Python pickling after changing a module's directory

I've recently changed my program's directory layout: before, I had all my modules inside the "main" folder. Now, I've moved them into a directory named after the program, and placed an __init__.py there to make a package.

Now I have a single .py file in my main directory that is used to launch my program, which is much neater.

Anyway, trying to load in pickled files from previous versions of my program is failing. I'm getting, "ImportError: No module named tools" - which I guess is because my module was previously in the main folder, and now it's in whyteboard.tools, not simply plain tools. However, the code that is importing in the tools module lives in the same directory as it, so I doubt there's a need to specify a package.
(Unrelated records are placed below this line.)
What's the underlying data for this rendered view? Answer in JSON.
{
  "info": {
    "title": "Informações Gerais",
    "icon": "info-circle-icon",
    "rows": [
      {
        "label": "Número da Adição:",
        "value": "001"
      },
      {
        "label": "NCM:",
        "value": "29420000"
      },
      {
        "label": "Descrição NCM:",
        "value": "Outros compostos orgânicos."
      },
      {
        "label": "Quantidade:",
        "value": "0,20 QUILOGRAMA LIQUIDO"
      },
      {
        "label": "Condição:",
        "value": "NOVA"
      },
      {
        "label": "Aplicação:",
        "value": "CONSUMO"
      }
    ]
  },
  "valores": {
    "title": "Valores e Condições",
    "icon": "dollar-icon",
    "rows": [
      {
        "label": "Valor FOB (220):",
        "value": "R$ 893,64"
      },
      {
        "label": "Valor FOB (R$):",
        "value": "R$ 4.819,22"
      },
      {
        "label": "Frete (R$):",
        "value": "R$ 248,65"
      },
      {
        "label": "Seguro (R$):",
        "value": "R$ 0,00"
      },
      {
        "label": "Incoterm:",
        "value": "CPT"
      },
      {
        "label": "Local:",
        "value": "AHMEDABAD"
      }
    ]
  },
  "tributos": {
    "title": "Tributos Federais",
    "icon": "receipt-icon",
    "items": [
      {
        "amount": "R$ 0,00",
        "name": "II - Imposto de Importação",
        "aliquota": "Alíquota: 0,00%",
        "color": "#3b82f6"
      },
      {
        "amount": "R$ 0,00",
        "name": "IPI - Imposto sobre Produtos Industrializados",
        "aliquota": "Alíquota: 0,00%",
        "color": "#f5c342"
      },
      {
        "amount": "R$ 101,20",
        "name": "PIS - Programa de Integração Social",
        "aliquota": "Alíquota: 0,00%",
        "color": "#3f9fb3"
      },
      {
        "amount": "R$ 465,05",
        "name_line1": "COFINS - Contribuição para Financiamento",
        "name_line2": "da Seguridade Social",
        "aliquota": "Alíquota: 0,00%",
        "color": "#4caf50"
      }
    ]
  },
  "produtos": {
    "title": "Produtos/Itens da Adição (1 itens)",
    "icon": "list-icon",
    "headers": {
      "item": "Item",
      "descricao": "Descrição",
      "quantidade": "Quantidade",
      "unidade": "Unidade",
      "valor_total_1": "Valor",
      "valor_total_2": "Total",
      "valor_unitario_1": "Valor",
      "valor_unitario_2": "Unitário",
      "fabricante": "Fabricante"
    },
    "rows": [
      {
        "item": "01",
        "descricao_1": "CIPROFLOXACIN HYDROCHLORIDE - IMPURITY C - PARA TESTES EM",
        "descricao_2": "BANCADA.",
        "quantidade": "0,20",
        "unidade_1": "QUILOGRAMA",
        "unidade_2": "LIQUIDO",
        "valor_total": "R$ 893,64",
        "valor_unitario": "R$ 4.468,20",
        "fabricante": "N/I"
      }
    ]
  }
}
So, my program directory looks something like this:

whyteboard-0.39.4

-->whyteboard.py

-->README.txt

-->CHANGELOG.txt

---->whyteboard/

---->whyteboard/__init__.py

---->whyteboard/gui.py

---->whyteboard/tools.py

whyteboard.py launches a block of code from whyteboard/gui.py, that fires up the GUI. This pickling problem definitely wasn't happening before the directory re-organizing.


Solution 1:

As pickle's docs say, in order to save and restore a class instance (actually a function, too), you must respect certain constraints:

pickle can save and restore class instances transparently, however the class definition must be importable and live in the same module as when the object was stored

whyteboard.tools is not the "the same module as" tools (even though it can be imported by import tools by other modules in the same package, it ends up in sys.modules as sys.modules['whyteboard.tools']: this is absolutely crucial, otherwise the same module imported by one in the same package vs one in another package would end up with multiple and possibly conflicting entries!).

If your pickle files are in a good/advanced format (as opposed to the old ascii format that's the default only for compatibility reasons), migrating them once you perform such changes may in fact not be quite as trivial as "editing the file" (which is binary &c...!), despite what another answer suggests. I suggest that, instead, you make a little "pickle-migrating script": let it patch sys.modules like this...:

import sys
from whyteboard import tools

sys.modules['tools'] = tools

and then cPickle.load each file, del sys.modules['tools'], and cPickle.dump each loaded object back to file: that temporary extra entry in sys.modules should let the pickles load successfully, then dumping them again should be using the right module-name for the instances' classes (removing that extra entry should make sure of that).

Solution 2:

This can be done with a custom "unpickler" that uses find_class():

import io
import pickle


class RenameUnpickler(pickle.Unpickler):
    def find_class(self, module, name):
        renamed_module = module
        if module == "tools":
            renamed_module = "whyteboard.tools"

        return super(RenameUnpickler, self).find_class(renamed_module, name)


def renamed_load(file_obj):
    return RenameUnpickler(file_obj).load()


def renamed_loads(pickled_bytes):
    file_obj = io.BytesIO(pickled_bytes)
    return renamed_load(file_obj)

Then you'd need to use renamed_load() instead of pickle.load() and renamed_loads() instead of pickle.loads().

Solution 3:

Happened to me, solved it by adding the new location of the module to sys.path before loading pickle:

import sys
sys.path.append('path/to/whiteboard')
f = open("pickled_file", "rb")
pickle.load(f)

Solution 4:

pickle serializes classes by reference, so if you change were the class lives, it will not unpickle because the class will not be found. If you use dill instead of pickle, then you can serialize classes by reference or directly (by directly serializing the class instead of it's import path). You simulate this pretty easily by just changing the class definition after a dump and before a load.

Python 2.7.8 (default, Jul 13 2014, 02:29:54) 
[GCC 4.2.1 Compatible Apple Clang 4.1 ((tags/Apple/clang-421.11.66))] on darwin
Type "help", "copyright", "credits" or "license" for more information.
>>> import dill
>>> 
>>> class Foo(object):
...   def bar(self):
...     return 5
... 
>>> f = Foo()
>>> 
>>> _f = dill.dumps(f)
>>> 
>>> class Foo(object):
...   def bar(self, x):
...     return x
... 
>>> g = Foo()
>>> f_ = dill.loads(_f)
>>> f_.bar()
5
>>> g.bar(4)
4

Solution 5:

This is the normal behavior of pickle, unpickled objects need to have their defining module importable.

You should be able to change the modules path (i.e. from tools to whyteboard.tools) by editing the pickled files, as they are normally simple text files.